Petitioner seeks judicial review of a final order canceling his driving privileges under ORS 809.310(2)(a). We affirm.
A police officer saw petitioner standing by a car. After he was asked for proof of his age, he produced a facially valid Oregon driver’s license.1 The officer asked him for further identification. When he did not comply immediately, the officer told him that, if he did not produce his wallet, he would be arrested. He then produced a wallet that contained evidence that the license was invalid. The officer arrested him for being a minor in possession of alcohol, ORS 471.430, and for giving false information to a police officer. ORS 162.385. Later, he admitted to the officer that he had fraudulently obtained the license. After the Motor Vehicles Division was notified that petitioner had obtained an invalid driver’s license, it canceled his driving privileges.

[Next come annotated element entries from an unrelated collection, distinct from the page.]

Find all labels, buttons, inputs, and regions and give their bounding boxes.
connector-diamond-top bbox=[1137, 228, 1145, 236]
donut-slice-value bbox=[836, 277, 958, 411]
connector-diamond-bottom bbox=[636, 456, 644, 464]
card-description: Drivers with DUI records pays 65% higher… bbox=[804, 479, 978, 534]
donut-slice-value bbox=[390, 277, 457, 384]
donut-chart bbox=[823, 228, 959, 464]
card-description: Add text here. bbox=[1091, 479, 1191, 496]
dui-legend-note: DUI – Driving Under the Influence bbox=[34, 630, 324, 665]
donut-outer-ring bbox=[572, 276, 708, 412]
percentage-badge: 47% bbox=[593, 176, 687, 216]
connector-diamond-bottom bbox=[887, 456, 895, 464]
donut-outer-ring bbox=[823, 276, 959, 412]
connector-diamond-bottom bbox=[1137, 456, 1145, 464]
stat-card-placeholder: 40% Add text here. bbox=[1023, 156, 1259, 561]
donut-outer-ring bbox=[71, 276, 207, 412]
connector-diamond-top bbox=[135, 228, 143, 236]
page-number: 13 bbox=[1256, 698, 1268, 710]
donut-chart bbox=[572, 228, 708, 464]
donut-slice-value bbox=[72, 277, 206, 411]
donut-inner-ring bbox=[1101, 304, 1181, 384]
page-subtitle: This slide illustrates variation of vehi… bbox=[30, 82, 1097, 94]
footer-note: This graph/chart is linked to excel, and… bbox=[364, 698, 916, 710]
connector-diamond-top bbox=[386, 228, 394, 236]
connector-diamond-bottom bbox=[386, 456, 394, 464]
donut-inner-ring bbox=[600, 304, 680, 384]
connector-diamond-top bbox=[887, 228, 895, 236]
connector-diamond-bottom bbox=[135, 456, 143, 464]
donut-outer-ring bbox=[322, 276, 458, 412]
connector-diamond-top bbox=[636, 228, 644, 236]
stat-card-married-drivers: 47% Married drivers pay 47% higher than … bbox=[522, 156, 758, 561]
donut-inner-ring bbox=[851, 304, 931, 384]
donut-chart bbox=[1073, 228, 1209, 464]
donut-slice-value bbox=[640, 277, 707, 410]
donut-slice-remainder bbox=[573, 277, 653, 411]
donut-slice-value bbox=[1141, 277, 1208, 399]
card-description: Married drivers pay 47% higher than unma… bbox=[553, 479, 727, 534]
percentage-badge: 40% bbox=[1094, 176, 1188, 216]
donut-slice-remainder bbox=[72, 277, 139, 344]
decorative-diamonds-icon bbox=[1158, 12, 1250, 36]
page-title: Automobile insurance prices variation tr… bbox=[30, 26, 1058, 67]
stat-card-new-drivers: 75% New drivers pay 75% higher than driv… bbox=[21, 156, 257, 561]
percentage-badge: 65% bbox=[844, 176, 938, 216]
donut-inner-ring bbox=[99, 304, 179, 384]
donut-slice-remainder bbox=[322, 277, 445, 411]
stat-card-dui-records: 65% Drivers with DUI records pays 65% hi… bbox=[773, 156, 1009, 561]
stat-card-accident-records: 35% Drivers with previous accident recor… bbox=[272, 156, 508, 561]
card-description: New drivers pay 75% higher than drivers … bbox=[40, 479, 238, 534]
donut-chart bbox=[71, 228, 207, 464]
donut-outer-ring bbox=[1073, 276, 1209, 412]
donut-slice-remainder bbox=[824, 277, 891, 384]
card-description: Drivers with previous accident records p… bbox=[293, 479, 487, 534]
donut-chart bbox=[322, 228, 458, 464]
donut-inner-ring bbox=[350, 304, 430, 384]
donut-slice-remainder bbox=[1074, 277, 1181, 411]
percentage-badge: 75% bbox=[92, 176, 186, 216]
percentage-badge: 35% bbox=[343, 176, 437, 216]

Petitioner requested a hearing and moved to suppress “any and all evidence seized as a result of a warrantless seizure and search of petitioner and/or his wallet * * He argued that the evidence was illegally seized, because the officers lacked probable cause to arrest him. The referee denied the motion, because he concluded that “questions as to the validity of the stop and/or arrest in this case were not within the scope of the hearing and thus not reviewable.” He then ordered MVD to cancel petitioner’s driving privileges for one year.
Petitioner asserts that the referee erred in denying the motion to suppress, arguing that the exclusionary rules of Article I, section 9, of the Oregon Constitution and the Fourth and Fourteenth Amendments apply in this proceeding. He relies on Pooler v. MVD, 306 Or 47, 755 P2d 701 (1988), in support of his argument.
In Pooler, the Supreme Court held that an arrest, which is a statutory prerequisite to the suspension of a driver’s license for refusal to take a chemical breath test must be valid *362before the suspension can be lawful. See ORS 813.410(5)(a).2 The cancellation in this case is under ORS 809.310(2)(a), which provides:
“[MVD] may cancel any driving privileges issued by it upon determining that the person issued the driving privileges has committed any of the following acts:
“(a) Failed to give the required or correct information in the application for the driving privileges.”
The statute contains no arrest prerequisite that would cause Article I, section 9, or the Fourth Amendment to attach.3 It follows that alleged violations of those protections are outside the scope of a hearing under ORS 809.310(2)(a). Because the exclusionary rule cannot come into play until the underlying constitutional rights have attached, the referee was not required to consider the legality of the encounter between the officer and petitioner.
We need not discuss the remaining arguments in the light of our decision.
*363Affirmed.
The license had petitioner’s photograph on it, but was issued under the name Lawrence Merrifield, petitioner’s brother.
ORS 813.410(5)(a) provides:
“The scope of a hearing under this section shall be limited to whether the suspension is valid as described in this subsection. A suspension is valid if all of the following requirements have been met:
“(a) The person, at the time the person was requested to submit to a test under ORS 813.100, was under arrest for driving while under the influence of intoxicants in violation of ORS 813.010 or a municipal ordinance.” (Emphasis supplied.)
In Carney v. MVD, 100 Or App 533, 786 P2d 1319 (1990), we held that the state and federal constitutional Confrontation Clauses are not applicable in a proceeding to suspend a motorist’s driving privileges under the ORS 813.410. We said:
“Both Article I, section 11, and the Sixth Amendment on their faces apply only to ‘criminal prosecutions.’ A proceeding under ORS 813.410 cannot result in criminal sanctions and does not implicate criminal constitutional provisions. We hold that Article I, section 11, and the Sixth Amendment are inapplicable to this proceeding.” 100 Or App at 536. (Citations omitted.)
In Gildroy v. MVD, 102 Or App 138, 141, 793 P2d 332, rev allowed 310 Or 475 (1990), we said, regarding the right to counsel in a proceeding under ORS 813.410:
“In Carney, the petitioner argued that his right to confront witnesses in an administrative hearing was protected under Article I, section 11. We held that it wa3 not, because the proceeding in which the petitioner was making the claim was not a criminal prosecution. The holding in Carney is inapposite, because it applies to different rights under Article I, section 11. The right to confrontation never attached in Carney, because that proceeding was administrative. The right to counsel did attach here, because defendant was arrested. Once attached, the right affects the procedure on which an administrative penalty is based. State v. Spencer, [305 Or 59, 74, 750 P2d 147 (1988)].” (Emphasis supplied.)